Weigel

IRS Commissioner of Non-Profits During Scandal Years Now Runs IRS Affordable Care Act Office, Of Course

Inspired by ABC News, a drama in three acts.

April 25, 2009:

IRS Commissioner Doug Shulman has selected Sarah Hall Ingram to succeed Steven T. Miller (who will become Commissioner, LMSB, which oversees tax administrations for the largest corporations and partnerships in the U.S.) as the commissioner of the Tax Exempt/Government Entities Division of the IRS.

From May 14, 2013:

Joseph Grant, the acting commissioner of tax exempt and government entities, wrote in response to the report that the decisions were made in an attempt to increase efficiency, not to target groups with a particular political view.

“The mistakes outlined in the report resulted from the lack of a set process for working the increase in advocacy cases and insufficient sensitivity to the implications of some of the decisions made,” he wrote.

Whatever happened to Sarah Hall Ingram?

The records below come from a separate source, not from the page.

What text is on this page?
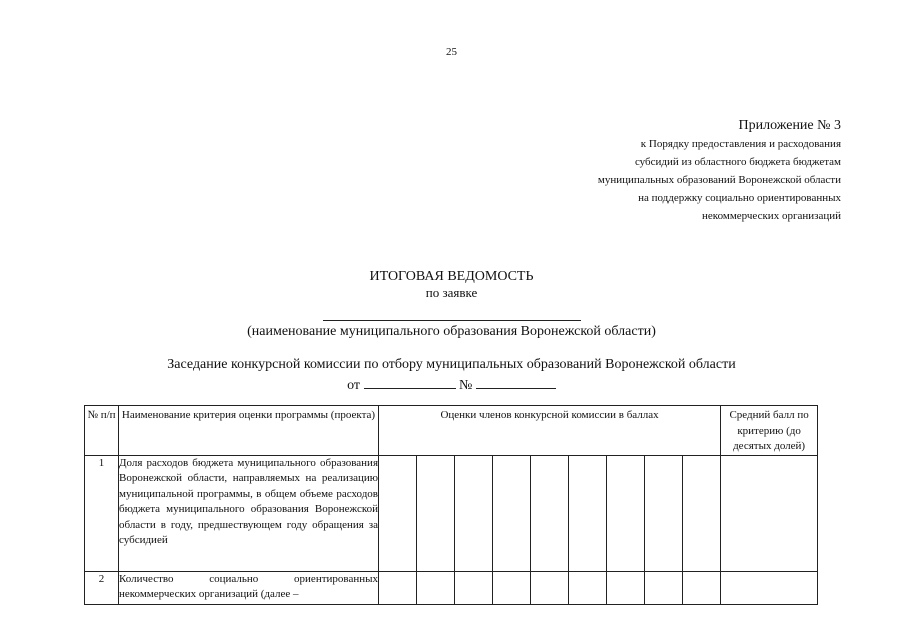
25
Приложение № 3
к Порядку предоставления и расходования
субсидий из областного бюджета бюджетам
муниципальных образований Воронежской области
на поддержку социально ориентированных
некоммерческих организаций
ИТОГОВАЯ ВЕДОМОСТЬ
по заявке
(наименование муниципального образования Воронежской области)
Заседание конкурсной комиссии по отбору муниципальных образований Воронежской области
от	№
№ п/п	Наименование критерия оценки программы (проекта)	Оценки членов конкурсной комиссии в баллах									Средний балл по критерию (до десятых долей)
1	Доля расходов бюджета муниципального образования Воронежской области, направляемых на реализацию муниципальной программы, в общем объеме расходов бюджета муниципального образования Воронежской области в году, предшествующем году обращения за субсидией										
2	Количество социально ориентированных некоммерческих организаций (далее –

We have to go back in time for the third act, to March 29, 2013:

MEMORANDUM FOR ACTING DEPUTY INSPECTOR GENERAL FOR AUDIT

FROM:  Sarah Hall Ingram /s/ Sarah Hall Ingram
Director, Affordable Care Act Office

Of course. Two funny things about this story. One: It took six days for a media organization to notice what happened to the commissioner of the tax exempt division who’d been around at the start of the 2010-2012 “BOLO” period. Two: It took three reporters.

Can you blame the Fourth Estate, though? The “Affordable Care Act Office” isn’t listed on the IRS’s web site, or on its org chart. Also, the IG report on the whole affair makes no mention of Ingram. According to the report, it was “around March 1, 2010” that “the Determinations Unit Group Manager asked a specialist to search for other Tea Party or similar organizations’ applications in order to determine the scope of the issue.” The report doesn’t have any decision rising to the commissioner’s level at all. But we know that multi-page letters with questions that Tea Partiers found invasive started going out to groups in early 2012. Ingram was testifying before Congress in her capacity as commissioner of tax-exempt/non-profit organizations as late as May 2012.

If you’re in a forgiving sort of mood, Ingram’s move to the Health Care office made sense, because the non-profit office had been tangled up in issues related to non-profit hospitals already. But who’s in a forgiving mood these days?